А. НАРЫШКИН: Или там все-таки в основе какие-то, в основе вот этих террористических актов там просто желание заявить о своей политической позиции?

Р. ЛУНКИН: По поводу Аль-Каиды я как раз хотел сказать в рамках некоего такого прогноза и образа будущего. Потому что, с одной стороны, я думаю, что наше будущее заключается в том, что в мире, который абсолютно открыт, и, в общем, каждый человек может получить массу разного рода возможностей, как для заявления своей позиции, своего мнения (в социальных сетях, там, и так далее), так и для каких-то действий, будет появляться большое количество одиночек, которых довольно сложно предсказать: что они будут делать, каким мировоззрением они будут заражаться и что они предпримут вот в данный момент. Так, как это было, например, в Бостоне, во время бостонского этого теракта. В общем, американские спецслужбы пропустили вот эту парочку террористов, и нельзя сказать вот точно, а могли ли они их найти. Потому что это все-таки были одиночки, скорее всего. И таких одиночек будет больше.

Теперь Аль-Каида. Аль-Каида, дело в том, что не является какой-то организацией, которая вот выстроена, с четкой иерархией, со штаб-квартирой, с начальником, который дает какие-то указания. Аль-Каида – это некая сеть организаций

А. СОЛОМИН: Ну, он был…

Р. ЛУНКИН: Да, формально был бен Ладен, но Аль-Каида все-таки остается и осталась после смерти бен Ладена сетью организаций, которые часто между собой не связаны.

А. НАРЫШКИН: Ну, просто есть бренд Аль-Каиды…

Р. ЛУНКИН: Бренд Аль-Каида, который…

А. НАРЫШКИН: … существуют они самостоятельно…

Р. ЛУНКИН: … который использует некая исламистская сеть как отдельных движений и групп, так и террористов-одиночек. Они будут заявлять о том, что «я Аль-Каида», хотя на самом деле они ничего не получали, никаких указаний ни от бен Ладена, ни от Завахири, ни от других вот этих полевых командиров. И как раз будущее заключается в том, что, скорее всего, будут появляться десятки таких Аль-Каид, которые довольно сложно поймать, потому что это не сплоченная организация.
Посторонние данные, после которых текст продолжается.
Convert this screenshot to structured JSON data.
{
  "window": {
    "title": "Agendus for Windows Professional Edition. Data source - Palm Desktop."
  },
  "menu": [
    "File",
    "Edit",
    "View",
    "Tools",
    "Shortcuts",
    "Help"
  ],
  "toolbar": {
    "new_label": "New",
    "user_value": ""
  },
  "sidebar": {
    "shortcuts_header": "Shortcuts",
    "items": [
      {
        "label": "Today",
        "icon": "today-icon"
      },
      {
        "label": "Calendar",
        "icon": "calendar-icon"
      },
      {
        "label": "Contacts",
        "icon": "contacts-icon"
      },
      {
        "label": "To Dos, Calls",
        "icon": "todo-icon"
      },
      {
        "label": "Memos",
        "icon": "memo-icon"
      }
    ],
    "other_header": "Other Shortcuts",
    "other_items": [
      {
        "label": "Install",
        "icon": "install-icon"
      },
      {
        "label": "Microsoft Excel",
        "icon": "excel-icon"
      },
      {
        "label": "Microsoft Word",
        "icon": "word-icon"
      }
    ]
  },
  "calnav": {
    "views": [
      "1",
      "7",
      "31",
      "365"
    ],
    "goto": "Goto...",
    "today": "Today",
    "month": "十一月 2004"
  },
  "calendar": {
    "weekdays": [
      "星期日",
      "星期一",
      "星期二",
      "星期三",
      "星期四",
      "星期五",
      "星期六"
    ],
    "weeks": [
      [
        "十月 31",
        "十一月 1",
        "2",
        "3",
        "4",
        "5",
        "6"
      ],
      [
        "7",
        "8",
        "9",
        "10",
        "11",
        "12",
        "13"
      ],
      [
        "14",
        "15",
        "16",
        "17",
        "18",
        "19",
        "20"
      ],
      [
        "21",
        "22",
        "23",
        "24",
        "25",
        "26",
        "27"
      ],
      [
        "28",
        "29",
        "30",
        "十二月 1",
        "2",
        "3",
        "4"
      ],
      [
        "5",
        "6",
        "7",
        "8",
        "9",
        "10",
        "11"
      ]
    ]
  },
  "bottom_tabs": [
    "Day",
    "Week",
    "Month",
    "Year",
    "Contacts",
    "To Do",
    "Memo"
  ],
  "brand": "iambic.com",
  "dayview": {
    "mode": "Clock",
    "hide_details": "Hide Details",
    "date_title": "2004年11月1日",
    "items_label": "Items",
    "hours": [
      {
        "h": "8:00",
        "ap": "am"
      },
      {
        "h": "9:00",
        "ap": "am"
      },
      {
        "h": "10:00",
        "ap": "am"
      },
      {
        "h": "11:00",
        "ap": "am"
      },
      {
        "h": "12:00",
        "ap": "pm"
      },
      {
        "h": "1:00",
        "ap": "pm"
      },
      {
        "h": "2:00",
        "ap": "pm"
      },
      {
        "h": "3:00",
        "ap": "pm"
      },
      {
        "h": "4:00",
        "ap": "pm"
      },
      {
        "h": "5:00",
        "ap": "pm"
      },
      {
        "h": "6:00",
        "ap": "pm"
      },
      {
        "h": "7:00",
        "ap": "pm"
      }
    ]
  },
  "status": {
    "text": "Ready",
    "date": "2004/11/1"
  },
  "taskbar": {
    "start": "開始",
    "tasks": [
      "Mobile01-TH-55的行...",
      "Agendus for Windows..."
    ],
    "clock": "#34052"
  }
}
А. СОЛОМИН: А это будут, с вашей точки зрения, террористические организации или боевые организации? Вот на примере Мали, на примере некоторых стран, вроде Сирии, где, как говорят, тоже воюют исламисты, Ливии. Они же не занимаются там террором в чистом виде, это вполне боевые организации действительно.

Р. ЛУНКИН: Вот боевая это организация, террористическая – это зависит от того, в какой стране существует эта организация. И в Сирии боевики, формально они, наверное, борются за, там, независимость Сирии, за то, чтобы народ получил власть в свои руки и чтобы мусульмане, которые не принадлежат к тому исламскому направлению, к которому принадлежит, там, президент Сирии, они получили большую свободу. То есть, это зависит от мотивации. То есть, независимость, борьба за независимость, за национальную идентичность – это установление, значит, панисламистского господства, то есть, такая сверхмиссионерская цель. Это может быть также и борьба с мировым гегемоном, в качестве которого выступают Соединенные Штаты. И с точки зрения бен Ладена, и других мусульман, и в том числе, по-моему, вот тех самых ребят, которые устроили теракт в Бостоне, они боролись именно с Америкой. То есть, Америка – это враг номер один. Это также мотивация.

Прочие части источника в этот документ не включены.